Dari pihak Pandawa, mereka mengutus Arjuna untuk menghadap Krishna. Mengetahui hal tersebut, Duryodhana segera pergi menemui Krishna untuk meminta dukungan. Duryodhana sangat bangga karena Krishna memberikan seluruh pasukannya untuk mendukungnya. Sementara itu, Arjuna juga sangat bahagia karena Krishna bersedia mendampingi Arjuna sebagai sais keretanya ketika perang tiba. Meskipun demikian, pihak Pandawa masih terus mengusulkan perdamaian dengan pihak Kurawa.

Hingga Krishna sendiri datang ke Astina untuk menawarkan perdamaian dengan cara memberikan separuh kerajaan Astina kepada para Pandawa yang memang menjadi hak mereka. Oleh karena hatinya telah dikuasai rasa benci yang dalam dan haus kekuasaan, Duryodhana tetap menolak permintaan Krishna. Tidak hanya itu, Duryodhana bahkan bermaksud untuk membunuh Krishna. Krishna yang mengetahui niat Duryodhana sangat marah dan seketika itu juga ia berubah menjadi raksasa yang merupakan wujud aslinya.

Setelah amarahnya reda, ia kembali ke wujudnya semula lalu berpamitan untuk kembali ke Upaplawya tempat para Pandawa. Setibanya di Upaplawya, Krishna menyampaikan kepada Yudhistira bahwa perang tidak dapat di hindarkan lagi. Yudhistira segera berunding dengan saudara-saudaranya untuk memilih senapati perang.

Baca juga: Urutan Nama Nama Pandawa Lima Beserta Sifat dan Wataknya

Setelah senapati terpilih, kemudian memilih maha senapati. Berdasarkan pendapat-pendapat yang disampaikan, akhirnya mereka memilih dan melantik Dristadyumna putra Raja Drupada sebagai mahasenapati. Sementara dari pihak Kurawa, mereka memilih Bhisma sebagai mahasenapti.

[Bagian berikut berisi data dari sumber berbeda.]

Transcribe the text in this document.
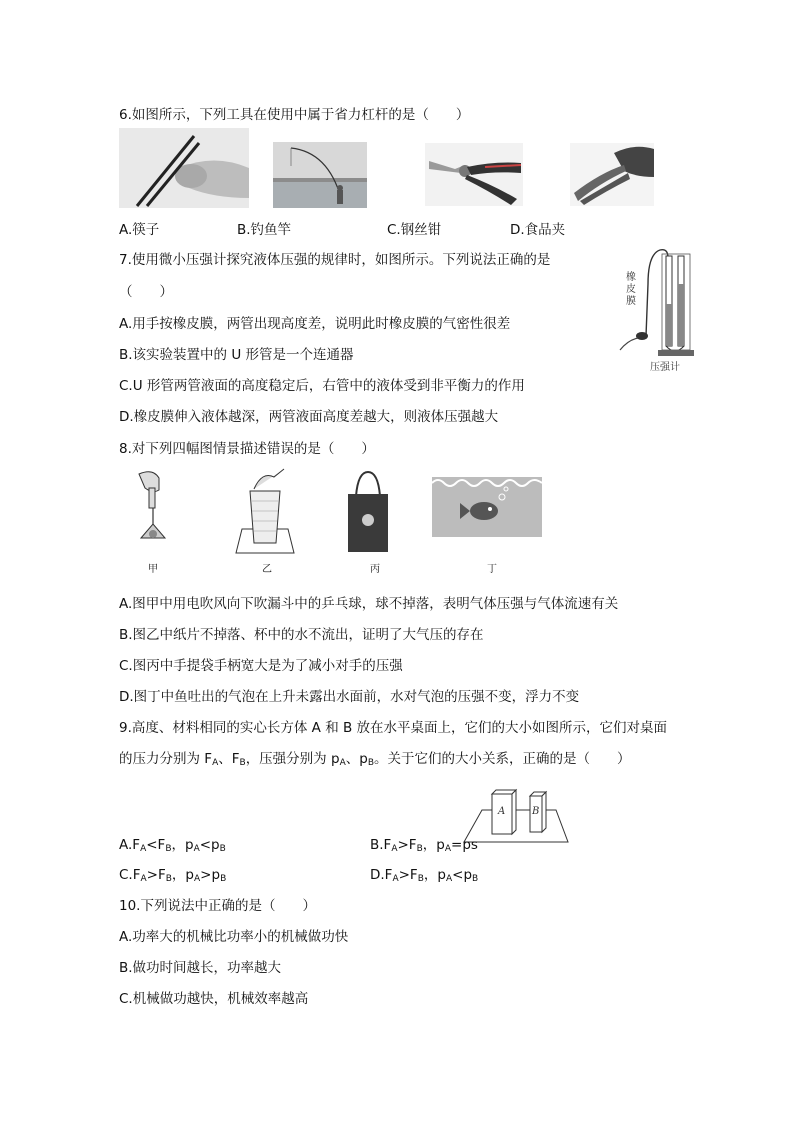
6.如图所示，下列工具在使用中属于省力杠杆的是（　　）
A.筷子	B.钓鱼竿	C.钢丝钳	D.食品夹
7.使用微小压强计探究液体压强的规律时，如图所示。下列说法正确的是
（　　）
A.用手按橡皮膜，两管出现高度差，说明此时橡皮膜的气密性很差
B.该实验装置中的 U 形管是一个连通器
C.U 形管两管液面的高度稳定后，右管中的液体受到非平衡力的作用
D.橡皮膜伸入液体越深，两管液面高度差越大，则液体压强越大
橡
皮
膜
压强计
8.对下列四幅图情景描述错误的是（　　）
甲	乙	丙	丁
A.图甲中用电吹风向下吹漏斗中的乒乓球，球不掉落，表明气体压强与气体流速有关
B.图乙中纸片不掉落、杯中的水不流出，证明了大气压的存在
C.图丙中手提袋手柄宽大是为了减小对手的压强
D.图丁中鱼吐出的气泡在上升未露出水面前，水对气泡的压强不变，浮力不变
9.高度、材料相同的实心长方体 A 和 B 放在水平桌面上，它们的大小如图所示，它们对桌面
的压力分别为 $F_A$、$F_B$，压强分别为 $p_A$、$p_B$。关于它们的大小关系，正确的是（　　）
A	B
$A.F_A<F_B$，$p_A<p_B$	$B.F_A>F_B$，$p_A=ps$
$C.F_A>F_B$，$p_A>p_B$	$D.F_A>F_B$，$p_A<p_B$
10.下列说法中正确的是（　　）
A.功率大的机械比功率小的机械做功快
B.做功时间越长，功率越大
C.机械做功越快，机械效率越高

Perang Antara pandawa lima dengan Kurawa Pun Dimulai

Ringkasan Perang Baratayuda Cerita Pandawa Lima dengan Kurawa

Hari untuk berperangpun sudah tiba. Para Pandawa dan Kurawa lengkap dengan pasukan masing-masing telah berada di Kuruksetra. Sebelum perang dimulai, Yudhistira tiba-tiba meletakkan senjata dan tudung kebesarannya lalu berjalan kearah musuh. Ia bermaksud meminta restu kepada gurunya, yaitu Bhisma, Drona, dan Kripa. Mereka semua memberikan restunya kepada Yudhistira.

Setelah itu, ia kembali ke pasukannya dan perang dimulai. Setiap hari ribuan pasukan tewas di medan perang. Para kesatria dan raja juga gugur dalam peperangan. Tepat di hari kesepuluh, Bhisma gugur dalam perang keluarga Bharata yang disebut dengan perang Bharatayudha karena panah Arjuna. Setelah itu Abimanyu putra Arjuna gugur di hari ketiga belas karena dikeroyok oleh Kurawa.

Kemudian berturut-turut Drona yang lehernya dipenggal oleh Bima, Karna yang terkena panah Arjuna di bagian punggungnya, Salya yang akhirnya terkena tombak Yudhistira, Sakuni yang lehernya tertembus panah Sadewa, Duryodhana yang pahanya dihantam oleh Bima dengan gadanya, Dristadyumna yang dicekik lehernya lalu kepalanya dihantam dengan benda keras oleh Aswattama, dan semua pasukan dari masing-masing pihak gugur hingga perang berakhir.

Di pihak Kurawa hanya Aswattama putra Drona, Kripa, dan Kritawarma yang selamat. Sementara Pandawa masih utuh. Setelah perang Bharatayudha berakhir, Yudhistira dinobatkan sebagai raja Astina. Destarastra dan permaisurinya, Dewi Gandari, menjalani sisa hidupnya dengan mengasingkan diri ke hutan bersama Dewi Kunti.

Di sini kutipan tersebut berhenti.